Jon was working on an ion gun which injected ions into Endohedral Fullerenes. A Fullerene is a unique configuration of carbon which has recently stimulated a great deal of interest in solid state physics and material science. The carbon lattice has arranged itself into a ball -- giving rise to the nickname Bucky Balls (named after Buckminster Fuller who promoted the geodesic dome buildings). Fullerenes are very stable and can be used to hold an ion. In Jon's research he wanted to implant an ion into a Fullerene. He was interested in studying the energy dependence for efficient and effective implantation -- for future studies of these ions.
Mark's desire to see many sides of active physics led him to work in solid state physics and on a satellite project. Mark received a grant from the Undergraduate Research Opportunity Program to build a scanning tunneling microscope. This microscope is used in our solid state laboratories to image Folleianear, a new configuration of carbon. Mark designed and fabricated all the parts of the microscope. He then assembled, tested and used the apparatus. Mark was also involved in designing a very small polarimeter to fly aboard a satellite. The polarimeter will measure the polarization of high energy gamma-rays.
CATSAT is a small UNH satellite which is presently being built and will be launched in 1998. It is specifically designed to look at x-ray bursts. Ron Pilotte was involved in the testing of x-ray sensitive photodynodes for CATSAT. Several dozen photodynodes will be mounted on this small satellite and pointed in several directions simultaneously -- which will help to pinpoint the source of these x-ray bursts. Ron found it interesting to be inside a research project and see not only how an instrument is built, but also how an international collaboration can work together to build a scientific experiment.
Tim worked on the development of a polarized helium gas system for two very different projects. The first project used 3He gas as a source of polarized neutrons for a target for a high-energy accelerator. Experiments were designed to probe the quark structure of the neutron. In the second application, polarized helium was used to enhance the resolution of magnetic resonance images (MRI) of parts of the human body for medical and scientific uses. In Tim's spare time, he fabricated unique metals which will be used for an experiment to study parity violation in nuclear forces. These experiments tested the left/right symmetry of nuclear forces.
Abby joined a research group as soon as she entered the University of New Hampshire. She worked in the Nuclear Physics Group on two projects. She has modeled the production of rubidium when a proton beam with several million electron volts of energy hits a krypton target. The rubidium will be the heart of a novel gamma ray laser.
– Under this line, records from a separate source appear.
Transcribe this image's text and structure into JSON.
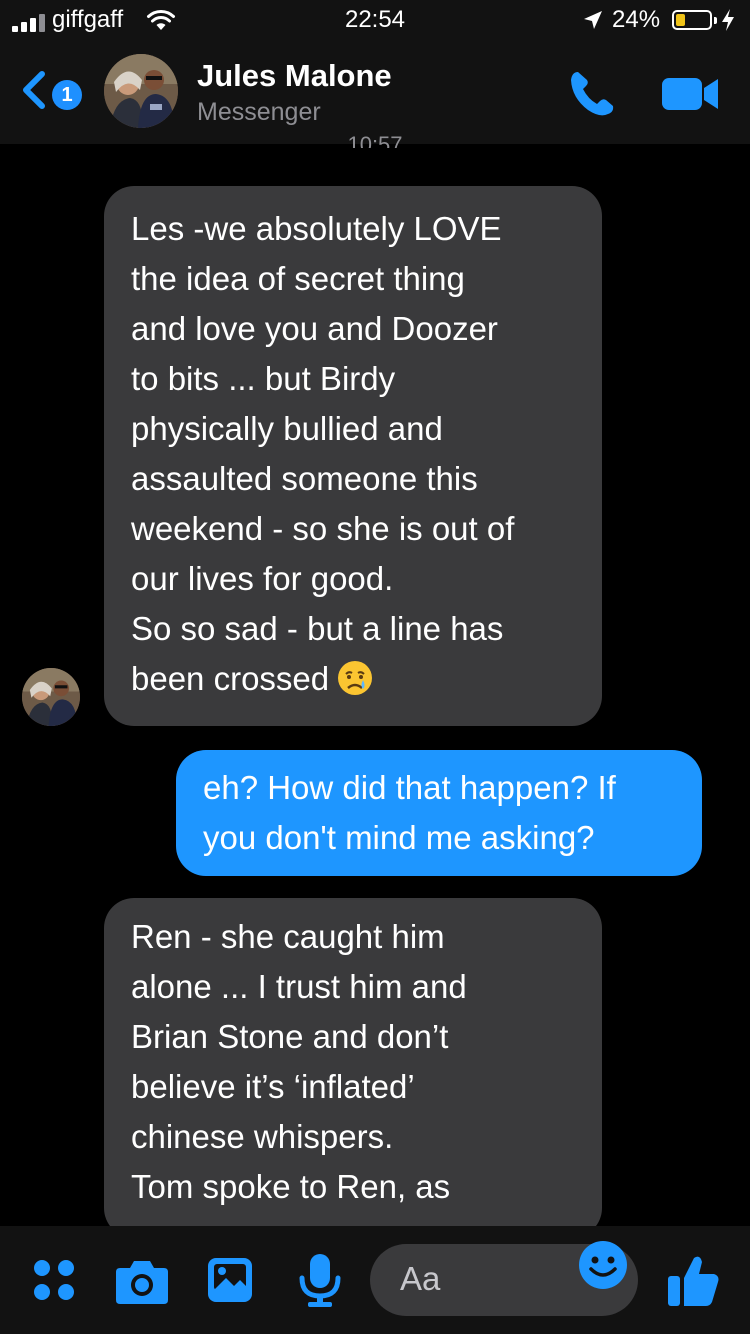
{
  "status_bar": {
    "carrier": "giffgaff",
    "time": "22:54",
    "battery_percent": "24%",
    "battery_level": 0.24
  },
  "header": {
    "unread_badge": "1",
    "contact_name": "Jules Malone",
    "subtitle": "Messenger",
    "partial_timestamp": "10:57"
  },
  "messages": [
    {
      "direction": "incoming",
      "text": "Les -we absolutely LOVE\nthe idea of secret thing\nand love you and Doozer\nto bits ... but Birdy\nphysically bullied and\nassaulted someone this\nweekend - so she is out of\nour lives for good.\nSo so sad - but a line has\nbeen crossed",
      "emoji": "crying-face"
    },
    {
      "direction": "outgoing",
      "text": "eh? How did that happen? If\nyou don't mind me asking?"
    },
    {
      "direction": "incoming",
      "text": "Ren - she caught him\nalone ... I trust him and\nBrian Stone and don’t\nbelieve it’s ‘inflated’\nchinese whispers.\nTom spoke to Ren, as"
    }
  ],
  "composer": {
    "placeholder": "Aa",
    "icons": [
      "apps-icon",
      "camera-icon",
      "gallery-icon",
      "microphone-icon",
      "emoji-icon",
      "like-icon"
    ]
  },
  "colors": {
    "accent": "#1e96ff",
    "incoming_bubble": "#3a3a3c",
    "bar_background": "#121212",
    "battery_fill": "#f0c419"
  }
}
Abby was also involved in the construction of a phase-shifter for the control of polarized 3He gas. The 3He will be used as a target for experiments looking at the quark structure of the neutron. It is also being used to enhance the resolution of Magnetic Resonance Imaging. Abby's group worked in collaboration with Harvard and Brigham and Women's Hospital in Boston to use minute quantities of polarized helium to enhance the imaging of lungs and other organs.